Le titre du roman d’Eduardo Halfon, Deuils, s’écrit au pluriel. Pourtant, c’est un deuil particulier que présente le narrateur dans l’incipit :
« Il s’appelait Salomon. Il est mort à l’âge de cinq ans, noyé dans le lac d’Amatitlan : C’est ce qu’on me racontait, enfant, au Guatelamala. Que le frère aîné de mon père, le premier né de mes grands-parents, celui qui aurait dû être mon oncle Salomon, était mort noyé dans le lac d’Amatitlan, accidentellement, quand il avait mon âge, et qu’on n’avait jamais retrouvé son corps. »
De là, pour l’enfant qu’il était alors, une fascination pour ce lac où il ne se baignait avec son petit frère, qu’après avoir dit des paroles incantatoires pour apaiser l’esprit du jeune mort. Mais, plus tard quand il essaie d'en savoir plus, ni la mère du narrateur, ni son frère ne se souviennent de cette histoire. Certes Salomon est mort mais pas de cette façon ! Aurait-il inventé ce souvenir ?

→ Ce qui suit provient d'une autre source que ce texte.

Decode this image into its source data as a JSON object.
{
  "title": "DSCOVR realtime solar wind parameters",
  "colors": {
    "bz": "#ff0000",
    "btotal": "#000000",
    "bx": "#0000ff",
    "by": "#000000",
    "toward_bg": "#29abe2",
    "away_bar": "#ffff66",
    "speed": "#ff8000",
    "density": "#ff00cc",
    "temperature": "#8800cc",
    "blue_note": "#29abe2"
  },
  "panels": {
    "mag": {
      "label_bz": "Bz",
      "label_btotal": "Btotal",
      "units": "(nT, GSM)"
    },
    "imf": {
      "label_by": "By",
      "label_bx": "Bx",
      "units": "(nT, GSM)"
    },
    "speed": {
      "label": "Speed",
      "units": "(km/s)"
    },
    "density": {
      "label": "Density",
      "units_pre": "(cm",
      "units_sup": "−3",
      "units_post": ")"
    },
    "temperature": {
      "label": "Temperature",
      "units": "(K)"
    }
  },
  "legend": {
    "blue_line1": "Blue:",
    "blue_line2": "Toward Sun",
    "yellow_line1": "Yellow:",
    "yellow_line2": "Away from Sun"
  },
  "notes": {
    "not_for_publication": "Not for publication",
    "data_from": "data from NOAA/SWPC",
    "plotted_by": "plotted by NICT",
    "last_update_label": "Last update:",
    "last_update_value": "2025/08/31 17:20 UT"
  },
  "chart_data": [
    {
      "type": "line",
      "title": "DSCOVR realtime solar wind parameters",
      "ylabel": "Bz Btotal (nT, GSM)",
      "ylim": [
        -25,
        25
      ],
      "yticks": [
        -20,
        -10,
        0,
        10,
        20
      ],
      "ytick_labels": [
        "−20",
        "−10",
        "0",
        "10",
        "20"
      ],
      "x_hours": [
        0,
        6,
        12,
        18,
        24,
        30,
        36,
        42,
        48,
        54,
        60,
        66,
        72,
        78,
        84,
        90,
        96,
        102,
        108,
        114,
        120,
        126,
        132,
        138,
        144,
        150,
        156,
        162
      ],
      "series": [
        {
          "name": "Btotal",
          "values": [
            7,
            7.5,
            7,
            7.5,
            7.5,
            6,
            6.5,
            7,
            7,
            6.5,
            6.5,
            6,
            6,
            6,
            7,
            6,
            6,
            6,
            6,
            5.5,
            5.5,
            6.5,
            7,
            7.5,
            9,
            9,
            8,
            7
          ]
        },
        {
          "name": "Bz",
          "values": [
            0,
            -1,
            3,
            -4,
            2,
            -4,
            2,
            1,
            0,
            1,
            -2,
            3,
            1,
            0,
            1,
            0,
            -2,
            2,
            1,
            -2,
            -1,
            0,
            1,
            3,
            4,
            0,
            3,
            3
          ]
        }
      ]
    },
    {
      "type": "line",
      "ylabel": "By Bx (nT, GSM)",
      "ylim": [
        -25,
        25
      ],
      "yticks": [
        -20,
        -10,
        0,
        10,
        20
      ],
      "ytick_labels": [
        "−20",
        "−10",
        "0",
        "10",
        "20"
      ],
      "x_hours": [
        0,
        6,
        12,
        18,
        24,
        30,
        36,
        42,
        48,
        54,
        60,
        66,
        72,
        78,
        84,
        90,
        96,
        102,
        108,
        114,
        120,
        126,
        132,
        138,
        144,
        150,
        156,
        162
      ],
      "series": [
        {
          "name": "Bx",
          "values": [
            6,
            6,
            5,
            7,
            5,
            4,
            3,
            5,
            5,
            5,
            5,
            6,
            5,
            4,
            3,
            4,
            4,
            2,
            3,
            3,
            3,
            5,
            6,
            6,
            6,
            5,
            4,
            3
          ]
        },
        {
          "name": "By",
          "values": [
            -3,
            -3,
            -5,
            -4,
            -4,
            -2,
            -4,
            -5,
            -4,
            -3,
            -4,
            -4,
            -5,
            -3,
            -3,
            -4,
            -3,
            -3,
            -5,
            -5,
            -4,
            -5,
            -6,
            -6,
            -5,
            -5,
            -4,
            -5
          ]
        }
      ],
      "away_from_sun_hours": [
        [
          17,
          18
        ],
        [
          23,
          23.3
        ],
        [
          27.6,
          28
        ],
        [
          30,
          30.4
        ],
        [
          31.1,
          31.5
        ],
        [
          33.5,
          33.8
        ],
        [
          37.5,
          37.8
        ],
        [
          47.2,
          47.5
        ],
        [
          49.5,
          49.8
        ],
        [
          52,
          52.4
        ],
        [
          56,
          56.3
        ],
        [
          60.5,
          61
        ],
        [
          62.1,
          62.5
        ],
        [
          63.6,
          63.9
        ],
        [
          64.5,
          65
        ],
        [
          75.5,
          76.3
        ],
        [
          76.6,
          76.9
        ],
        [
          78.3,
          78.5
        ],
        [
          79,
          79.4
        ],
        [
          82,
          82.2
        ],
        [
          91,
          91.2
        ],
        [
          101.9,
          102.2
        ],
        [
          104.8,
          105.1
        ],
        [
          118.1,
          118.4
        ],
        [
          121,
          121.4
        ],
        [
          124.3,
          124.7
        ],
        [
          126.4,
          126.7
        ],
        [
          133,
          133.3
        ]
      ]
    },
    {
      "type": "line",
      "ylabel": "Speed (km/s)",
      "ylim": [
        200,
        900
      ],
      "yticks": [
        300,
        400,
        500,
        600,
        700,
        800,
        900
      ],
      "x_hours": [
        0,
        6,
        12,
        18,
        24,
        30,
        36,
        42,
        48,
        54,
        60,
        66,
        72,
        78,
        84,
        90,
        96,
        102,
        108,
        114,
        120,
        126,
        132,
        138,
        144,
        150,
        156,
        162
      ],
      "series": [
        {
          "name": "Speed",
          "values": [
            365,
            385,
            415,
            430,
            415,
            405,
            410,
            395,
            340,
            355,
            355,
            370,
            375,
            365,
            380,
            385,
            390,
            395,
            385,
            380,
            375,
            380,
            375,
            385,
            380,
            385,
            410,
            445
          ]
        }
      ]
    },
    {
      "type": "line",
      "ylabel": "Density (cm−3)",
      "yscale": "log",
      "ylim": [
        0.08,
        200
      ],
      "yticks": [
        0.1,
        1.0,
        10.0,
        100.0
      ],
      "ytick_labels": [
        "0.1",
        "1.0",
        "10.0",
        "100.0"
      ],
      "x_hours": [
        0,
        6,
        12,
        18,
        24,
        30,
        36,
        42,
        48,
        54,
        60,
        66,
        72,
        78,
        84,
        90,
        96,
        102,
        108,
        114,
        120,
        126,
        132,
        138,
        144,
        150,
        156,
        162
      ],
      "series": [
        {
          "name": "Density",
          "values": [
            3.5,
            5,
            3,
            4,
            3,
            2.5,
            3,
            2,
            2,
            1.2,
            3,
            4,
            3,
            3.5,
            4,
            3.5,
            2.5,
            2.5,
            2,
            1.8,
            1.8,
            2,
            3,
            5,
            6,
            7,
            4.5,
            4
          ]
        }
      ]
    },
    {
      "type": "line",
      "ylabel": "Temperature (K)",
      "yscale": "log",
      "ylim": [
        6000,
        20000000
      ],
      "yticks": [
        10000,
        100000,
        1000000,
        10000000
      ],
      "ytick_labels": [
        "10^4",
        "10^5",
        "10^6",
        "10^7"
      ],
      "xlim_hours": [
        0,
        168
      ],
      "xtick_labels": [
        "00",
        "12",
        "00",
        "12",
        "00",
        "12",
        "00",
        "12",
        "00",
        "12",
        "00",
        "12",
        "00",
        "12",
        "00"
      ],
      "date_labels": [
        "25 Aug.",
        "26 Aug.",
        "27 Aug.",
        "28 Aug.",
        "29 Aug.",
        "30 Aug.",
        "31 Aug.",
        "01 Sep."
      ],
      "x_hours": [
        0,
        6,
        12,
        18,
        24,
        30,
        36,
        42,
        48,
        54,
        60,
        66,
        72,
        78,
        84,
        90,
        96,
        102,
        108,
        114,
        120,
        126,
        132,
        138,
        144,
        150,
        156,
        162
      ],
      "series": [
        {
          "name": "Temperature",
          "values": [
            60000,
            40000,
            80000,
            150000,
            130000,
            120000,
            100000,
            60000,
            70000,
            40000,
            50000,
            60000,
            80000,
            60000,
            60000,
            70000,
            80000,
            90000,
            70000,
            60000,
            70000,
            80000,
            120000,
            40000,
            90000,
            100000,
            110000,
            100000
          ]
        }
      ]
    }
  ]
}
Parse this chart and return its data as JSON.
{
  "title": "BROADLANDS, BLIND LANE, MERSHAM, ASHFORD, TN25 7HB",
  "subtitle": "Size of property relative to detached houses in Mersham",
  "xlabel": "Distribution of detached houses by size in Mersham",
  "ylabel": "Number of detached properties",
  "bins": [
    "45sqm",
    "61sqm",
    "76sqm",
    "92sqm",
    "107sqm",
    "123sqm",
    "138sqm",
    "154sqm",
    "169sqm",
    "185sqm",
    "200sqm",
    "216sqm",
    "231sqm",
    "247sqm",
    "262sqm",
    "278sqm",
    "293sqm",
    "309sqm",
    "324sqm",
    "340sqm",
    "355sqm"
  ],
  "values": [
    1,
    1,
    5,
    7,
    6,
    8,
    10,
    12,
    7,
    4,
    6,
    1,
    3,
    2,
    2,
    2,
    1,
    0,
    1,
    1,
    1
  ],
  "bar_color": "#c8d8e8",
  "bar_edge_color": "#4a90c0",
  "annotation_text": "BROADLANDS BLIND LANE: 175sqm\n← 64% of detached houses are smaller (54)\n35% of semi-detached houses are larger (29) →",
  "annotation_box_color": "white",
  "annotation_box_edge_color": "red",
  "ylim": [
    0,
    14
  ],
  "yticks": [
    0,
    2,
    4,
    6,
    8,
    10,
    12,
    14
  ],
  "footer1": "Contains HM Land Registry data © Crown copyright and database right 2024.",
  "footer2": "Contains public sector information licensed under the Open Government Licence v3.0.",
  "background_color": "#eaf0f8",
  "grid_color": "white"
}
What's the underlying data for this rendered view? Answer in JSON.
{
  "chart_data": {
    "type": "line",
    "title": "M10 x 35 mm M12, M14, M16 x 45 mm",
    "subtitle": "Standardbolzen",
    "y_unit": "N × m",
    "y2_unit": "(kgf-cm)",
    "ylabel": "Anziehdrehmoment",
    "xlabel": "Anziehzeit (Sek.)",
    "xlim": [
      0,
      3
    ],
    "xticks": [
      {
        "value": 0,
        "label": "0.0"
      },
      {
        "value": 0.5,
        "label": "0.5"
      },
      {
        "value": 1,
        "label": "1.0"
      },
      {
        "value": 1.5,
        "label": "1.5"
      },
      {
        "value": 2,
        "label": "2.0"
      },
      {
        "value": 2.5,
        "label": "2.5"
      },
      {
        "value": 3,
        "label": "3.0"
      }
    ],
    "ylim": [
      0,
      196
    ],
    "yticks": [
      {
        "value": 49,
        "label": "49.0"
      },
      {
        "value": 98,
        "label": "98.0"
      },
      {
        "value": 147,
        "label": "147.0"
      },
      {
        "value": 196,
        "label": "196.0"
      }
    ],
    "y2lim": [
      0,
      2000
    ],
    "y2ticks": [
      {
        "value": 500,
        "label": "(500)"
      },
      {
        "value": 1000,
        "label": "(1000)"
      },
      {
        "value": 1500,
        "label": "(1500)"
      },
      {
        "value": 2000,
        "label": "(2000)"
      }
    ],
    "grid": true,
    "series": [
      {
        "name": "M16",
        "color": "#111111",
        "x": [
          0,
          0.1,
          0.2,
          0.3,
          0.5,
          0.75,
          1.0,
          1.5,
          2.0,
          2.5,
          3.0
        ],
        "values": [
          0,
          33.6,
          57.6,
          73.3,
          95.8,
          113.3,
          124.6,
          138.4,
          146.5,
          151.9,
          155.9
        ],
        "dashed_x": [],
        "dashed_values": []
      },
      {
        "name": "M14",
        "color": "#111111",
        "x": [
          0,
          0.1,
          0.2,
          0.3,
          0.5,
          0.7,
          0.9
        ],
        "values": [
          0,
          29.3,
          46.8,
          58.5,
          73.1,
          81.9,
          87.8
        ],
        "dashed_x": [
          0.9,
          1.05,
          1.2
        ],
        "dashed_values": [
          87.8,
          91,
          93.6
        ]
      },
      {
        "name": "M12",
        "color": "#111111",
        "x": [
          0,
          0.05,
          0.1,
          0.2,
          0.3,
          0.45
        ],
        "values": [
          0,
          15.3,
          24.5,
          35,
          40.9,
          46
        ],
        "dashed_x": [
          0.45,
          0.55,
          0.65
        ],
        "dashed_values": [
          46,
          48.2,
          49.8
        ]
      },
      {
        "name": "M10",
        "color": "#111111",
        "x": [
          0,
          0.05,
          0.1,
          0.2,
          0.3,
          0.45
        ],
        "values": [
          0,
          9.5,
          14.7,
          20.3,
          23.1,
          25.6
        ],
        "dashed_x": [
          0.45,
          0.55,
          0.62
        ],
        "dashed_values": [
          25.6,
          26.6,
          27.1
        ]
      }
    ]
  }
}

Où se trouve la vérité? Il y a pourtant beaucoup d’enfants qui se sont noyés dans ce lac, comme le découvre l’auteur, enquêtant auprès des riverains installés depuis longtemps dans ces lieux. Mais aucun ne porte ce nom. Quel mystère entoure la mort du frère aîné de son père ?
Eduardo Halfon se lance dans une enquête qui va révéler les nombreux deuils de la famille, celui d’un autre frère, du grand-père cette fois-ci, nommé lui aussi Salomon, mort de faim dans le ghetto de Varsovie, ceux d’une partie de la famille dans les camps de concentration polonais.
Parti à la recherche du mystère, le narrateur retrace le passé tragique de toute sa famille. Après avoir survécu aux camps, le grand père part au Guatemala. C’est là que naîtra Eduardo Halfon, c’est dans ce pays qu’il a vécu pendant dix ans, passant ses vacances chez ses grands-parents dans une maison près du lac Amatitlan. Puis lorsque le Guatemala est pris dans la violence de la dictature, survient le départ de la famille aux Etats-Unis.
Et enfin le retour de l’homme adulte près du lac à la recherche de son enfance et du petit "noyé", où il interroge sa mémoire et celle des habitants. Car tout le récit traite de la mémoire, de la difficulté à faire ressurgir le passé, de l’oubli volontaire ou non, du refus et pourtant de la nécessité du souvenir …
Le récit est écrit par un écrivain guatemaltèque mais le livre se distingue des autres écrivains latino-américains par les propos et par le style. Certainement parce que l'écrivain a vécu longtemps hors du Guatemala; parce que ses origines, avec des parents juifs séfarade et ashkénaze, en font un Européen ; et parce que, de ce fait, le livre ne se fait pas autour de la violence des coups d'état à répétition au Guatemala, de la répression criminelle exercée par les juntes militaires qui se sont succédé dans le pays, avec l'appui des Etats-Unis. La violence est ailleurs, tournée mais vers d'autres horreurs, au niveau collectif, celle du nazisme et de l'holocauste, et au niveau familial et privé, par ce qui est arrivé au frère aîné du père, Salomon. Tout, dans ce récit est en sourdine, tout semble voilé par la nostalgie et la tristesse.
Le livre obtenu le prix pour écrivain étranger en 2018. L'auteur vit maintenant à Paris.